Back in the old days with the Fitbit Ultra, I was constantly frustrated with the syncing method to move data from the device to the cloud. That old model had a tiny dock that you had to clip the Ultra onto for charging; that dock connected to your computer via USB, and any time you were near the dock the Ultra and dock synced. In reality, it didn't work that well a lot of the time.
What's great is that the Fitbit Force really doesn't need that computer connection anymore, as it's perfectly happy connecting directly to your iPhone or iPad over Bluetooth LE. You can set up the device through your computer; all of the setup instructions are found on the Fitbit website and you download software that's appropriate to your device. The Mac app for the Force is also used for the Fitbit Flex, One and Zip devices. So you do need to plug in a small, easily lost USB dongle during setup, but it can be removed from your computer or hub as soon as you're done.
Before doing anything, you'll need to charge up the Force. I was unhappy to find that Fitbit chose to use a proprietary charging cable, although I'm sure that there were some design constraints that led to this. Use of a standard -- like the ubiquitous micro-USB cable -- would have been nice. It also turns out that this proprietary plug can be plugged in upside-down, which I found out after unsuccessfully trying to charge the Force for four hours before turning the plug over...
On the plus side, battery life seems to be stellar with the Fitbit Force.
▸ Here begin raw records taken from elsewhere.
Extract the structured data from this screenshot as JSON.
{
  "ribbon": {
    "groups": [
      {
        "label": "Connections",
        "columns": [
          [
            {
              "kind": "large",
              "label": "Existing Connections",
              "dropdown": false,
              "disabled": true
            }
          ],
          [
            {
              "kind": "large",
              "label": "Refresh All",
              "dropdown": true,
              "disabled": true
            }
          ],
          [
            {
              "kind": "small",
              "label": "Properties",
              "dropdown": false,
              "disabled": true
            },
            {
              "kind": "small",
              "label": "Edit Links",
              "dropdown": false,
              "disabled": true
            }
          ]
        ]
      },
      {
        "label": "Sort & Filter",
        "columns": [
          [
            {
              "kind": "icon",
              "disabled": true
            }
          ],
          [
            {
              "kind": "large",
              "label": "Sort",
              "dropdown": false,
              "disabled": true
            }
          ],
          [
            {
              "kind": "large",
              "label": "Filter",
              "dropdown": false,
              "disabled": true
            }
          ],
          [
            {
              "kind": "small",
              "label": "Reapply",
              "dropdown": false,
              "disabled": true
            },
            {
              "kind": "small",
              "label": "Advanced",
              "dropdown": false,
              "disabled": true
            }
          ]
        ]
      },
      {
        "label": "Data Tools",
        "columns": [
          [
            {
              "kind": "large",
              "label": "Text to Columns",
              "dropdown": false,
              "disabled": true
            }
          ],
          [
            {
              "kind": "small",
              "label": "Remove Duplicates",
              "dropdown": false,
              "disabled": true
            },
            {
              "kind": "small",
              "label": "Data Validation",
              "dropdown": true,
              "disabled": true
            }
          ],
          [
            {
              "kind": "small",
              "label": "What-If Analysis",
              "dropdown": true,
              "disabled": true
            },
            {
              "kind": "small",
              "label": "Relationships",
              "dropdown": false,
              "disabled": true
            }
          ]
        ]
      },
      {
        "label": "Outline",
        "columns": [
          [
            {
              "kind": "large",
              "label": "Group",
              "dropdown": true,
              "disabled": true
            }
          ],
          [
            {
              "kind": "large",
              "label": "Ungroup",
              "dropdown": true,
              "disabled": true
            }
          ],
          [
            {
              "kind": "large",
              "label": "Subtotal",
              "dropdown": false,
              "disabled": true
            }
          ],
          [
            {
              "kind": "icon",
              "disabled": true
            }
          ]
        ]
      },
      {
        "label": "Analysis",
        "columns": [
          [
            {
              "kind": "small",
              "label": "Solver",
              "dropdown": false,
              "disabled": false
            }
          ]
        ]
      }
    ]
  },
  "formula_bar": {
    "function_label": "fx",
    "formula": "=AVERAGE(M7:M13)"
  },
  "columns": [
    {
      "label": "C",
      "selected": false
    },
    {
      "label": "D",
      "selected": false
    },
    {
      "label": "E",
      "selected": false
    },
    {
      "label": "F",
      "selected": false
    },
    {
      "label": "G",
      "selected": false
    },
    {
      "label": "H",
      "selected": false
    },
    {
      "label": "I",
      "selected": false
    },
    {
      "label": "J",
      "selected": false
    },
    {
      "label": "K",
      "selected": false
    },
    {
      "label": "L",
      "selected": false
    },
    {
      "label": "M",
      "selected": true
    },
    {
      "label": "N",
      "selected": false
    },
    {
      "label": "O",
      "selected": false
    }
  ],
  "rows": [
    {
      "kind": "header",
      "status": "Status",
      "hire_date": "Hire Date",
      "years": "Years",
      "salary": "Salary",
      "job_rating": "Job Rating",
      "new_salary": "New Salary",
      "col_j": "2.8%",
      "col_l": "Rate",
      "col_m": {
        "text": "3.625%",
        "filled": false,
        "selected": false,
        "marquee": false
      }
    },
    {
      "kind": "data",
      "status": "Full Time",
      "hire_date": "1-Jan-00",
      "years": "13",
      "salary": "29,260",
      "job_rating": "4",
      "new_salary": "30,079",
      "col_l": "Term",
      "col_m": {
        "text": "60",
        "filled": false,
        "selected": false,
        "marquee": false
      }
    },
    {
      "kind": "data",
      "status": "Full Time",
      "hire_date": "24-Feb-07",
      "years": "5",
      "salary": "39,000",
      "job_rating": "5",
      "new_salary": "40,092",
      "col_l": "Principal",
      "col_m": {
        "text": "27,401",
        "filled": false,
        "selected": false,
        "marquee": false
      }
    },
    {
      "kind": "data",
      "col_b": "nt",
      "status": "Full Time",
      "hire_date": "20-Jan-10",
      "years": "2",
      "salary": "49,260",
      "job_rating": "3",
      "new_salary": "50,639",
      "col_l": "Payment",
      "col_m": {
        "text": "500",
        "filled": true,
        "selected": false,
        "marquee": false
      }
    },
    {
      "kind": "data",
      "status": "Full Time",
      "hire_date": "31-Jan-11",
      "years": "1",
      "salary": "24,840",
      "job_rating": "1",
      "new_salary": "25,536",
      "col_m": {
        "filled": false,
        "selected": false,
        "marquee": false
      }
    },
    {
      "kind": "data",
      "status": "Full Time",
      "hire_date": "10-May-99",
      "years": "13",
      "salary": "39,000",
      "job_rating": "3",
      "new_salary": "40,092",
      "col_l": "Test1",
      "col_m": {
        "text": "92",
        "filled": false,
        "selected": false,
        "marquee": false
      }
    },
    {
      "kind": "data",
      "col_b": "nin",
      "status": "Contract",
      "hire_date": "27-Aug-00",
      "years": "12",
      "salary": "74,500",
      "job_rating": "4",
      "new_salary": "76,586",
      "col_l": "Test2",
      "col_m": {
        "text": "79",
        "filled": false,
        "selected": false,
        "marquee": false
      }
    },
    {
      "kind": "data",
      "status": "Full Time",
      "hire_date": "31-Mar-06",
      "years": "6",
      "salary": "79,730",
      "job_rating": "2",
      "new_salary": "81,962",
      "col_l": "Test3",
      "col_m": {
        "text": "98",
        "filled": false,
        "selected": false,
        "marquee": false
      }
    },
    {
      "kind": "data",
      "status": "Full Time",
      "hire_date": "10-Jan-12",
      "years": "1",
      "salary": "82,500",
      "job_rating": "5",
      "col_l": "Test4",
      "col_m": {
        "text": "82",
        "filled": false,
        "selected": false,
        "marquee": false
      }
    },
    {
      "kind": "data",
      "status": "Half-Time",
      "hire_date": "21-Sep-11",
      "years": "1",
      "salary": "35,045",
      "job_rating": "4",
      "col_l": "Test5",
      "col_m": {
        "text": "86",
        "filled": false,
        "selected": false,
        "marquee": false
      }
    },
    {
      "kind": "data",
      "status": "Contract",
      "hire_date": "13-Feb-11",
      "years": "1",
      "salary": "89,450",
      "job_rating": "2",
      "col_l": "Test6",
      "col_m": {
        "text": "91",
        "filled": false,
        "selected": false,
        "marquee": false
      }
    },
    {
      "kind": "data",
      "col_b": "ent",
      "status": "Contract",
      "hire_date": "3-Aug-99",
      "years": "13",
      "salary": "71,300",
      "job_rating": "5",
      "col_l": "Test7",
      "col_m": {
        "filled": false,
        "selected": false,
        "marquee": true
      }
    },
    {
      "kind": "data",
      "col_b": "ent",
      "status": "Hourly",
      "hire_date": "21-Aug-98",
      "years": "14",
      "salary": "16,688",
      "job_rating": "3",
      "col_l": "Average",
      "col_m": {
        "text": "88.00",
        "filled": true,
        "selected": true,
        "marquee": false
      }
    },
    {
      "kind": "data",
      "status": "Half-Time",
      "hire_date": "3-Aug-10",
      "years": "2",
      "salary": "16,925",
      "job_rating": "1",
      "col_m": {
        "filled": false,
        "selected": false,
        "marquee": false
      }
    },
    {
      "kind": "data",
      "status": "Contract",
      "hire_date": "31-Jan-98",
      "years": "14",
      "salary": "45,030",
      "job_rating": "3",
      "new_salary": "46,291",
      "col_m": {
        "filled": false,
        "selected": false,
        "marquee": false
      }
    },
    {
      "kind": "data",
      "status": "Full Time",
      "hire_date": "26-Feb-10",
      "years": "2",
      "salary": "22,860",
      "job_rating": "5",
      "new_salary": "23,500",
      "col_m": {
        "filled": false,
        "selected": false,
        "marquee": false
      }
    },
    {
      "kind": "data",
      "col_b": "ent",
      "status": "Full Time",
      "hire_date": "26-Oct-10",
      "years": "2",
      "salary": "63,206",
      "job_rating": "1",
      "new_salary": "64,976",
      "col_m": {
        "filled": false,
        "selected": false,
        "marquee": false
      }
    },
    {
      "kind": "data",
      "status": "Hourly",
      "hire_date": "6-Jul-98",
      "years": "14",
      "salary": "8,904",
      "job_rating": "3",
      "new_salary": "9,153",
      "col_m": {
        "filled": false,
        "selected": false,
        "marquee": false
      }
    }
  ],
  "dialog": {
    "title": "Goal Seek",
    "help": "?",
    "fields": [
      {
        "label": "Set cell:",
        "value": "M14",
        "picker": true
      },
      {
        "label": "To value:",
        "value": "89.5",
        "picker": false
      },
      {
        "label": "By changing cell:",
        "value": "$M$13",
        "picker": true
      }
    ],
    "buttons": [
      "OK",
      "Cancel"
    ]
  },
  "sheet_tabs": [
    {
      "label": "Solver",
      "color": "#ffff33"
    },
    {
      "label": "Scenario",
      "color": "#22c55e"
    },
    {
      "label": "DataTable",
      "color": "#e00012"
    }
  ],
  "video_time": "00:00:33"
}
After wearing the device for eight days, it still has more than half a charge so it appears that one might be able to go for two weeks without charging.
Design-wise, I like the understated look of the Force. It's a slender black (or slate) strap, not emblazoned with bright LEDs, and all in all quite futuristic-looking. The band straps onto your wrist securely with two small studs that go into holes on the strap, and it's easy to put on and take off.
One feature of the Force that I love is the built-in vibration alert. With other activity trackers it's quite common to have to actually look at the screen to indicate that you're starting an activity or going to sleep. Not so with the Force -- you just push and hold the button until you feel the device vibrate, and you know it's ready to go. The same vibration feature works when stopping the timer as well. As if that's not cool enough, the Force vibrates when you reach your step goal for the day, and you can also use it with the app as a silent alarm.
Fitbit notes that with an upcoming firmware update, you'll also be able to get call notifications from an iOS 7 iPhone 4S and higher smartphone. That should be very useful, providing a physical alert if your phone is nearby and you have the ringer shut off.
The Fitbit team has obviously been quite busy behind the scenes, as the app has been updated to not only provide an iOS 7 flat design, but provide control and monitoring of the features of the Force and other monitors. The app is quite colorful, starting the day with all indicators in a teal color, but then changing the colors to yellow, red or green depending on how close you are to reaching a specific goal.
Steps are tracked and converted into miles or kilometers walked. There's an indicator for how many flights of stairs you've clmbed, and a calculation of how many calories you've burned based on your base metabolism and activity. If you're tracking your weight either manually or automatically, your current weight, percent body fat, and pounds to go to reach your weight goal are displayed in the app.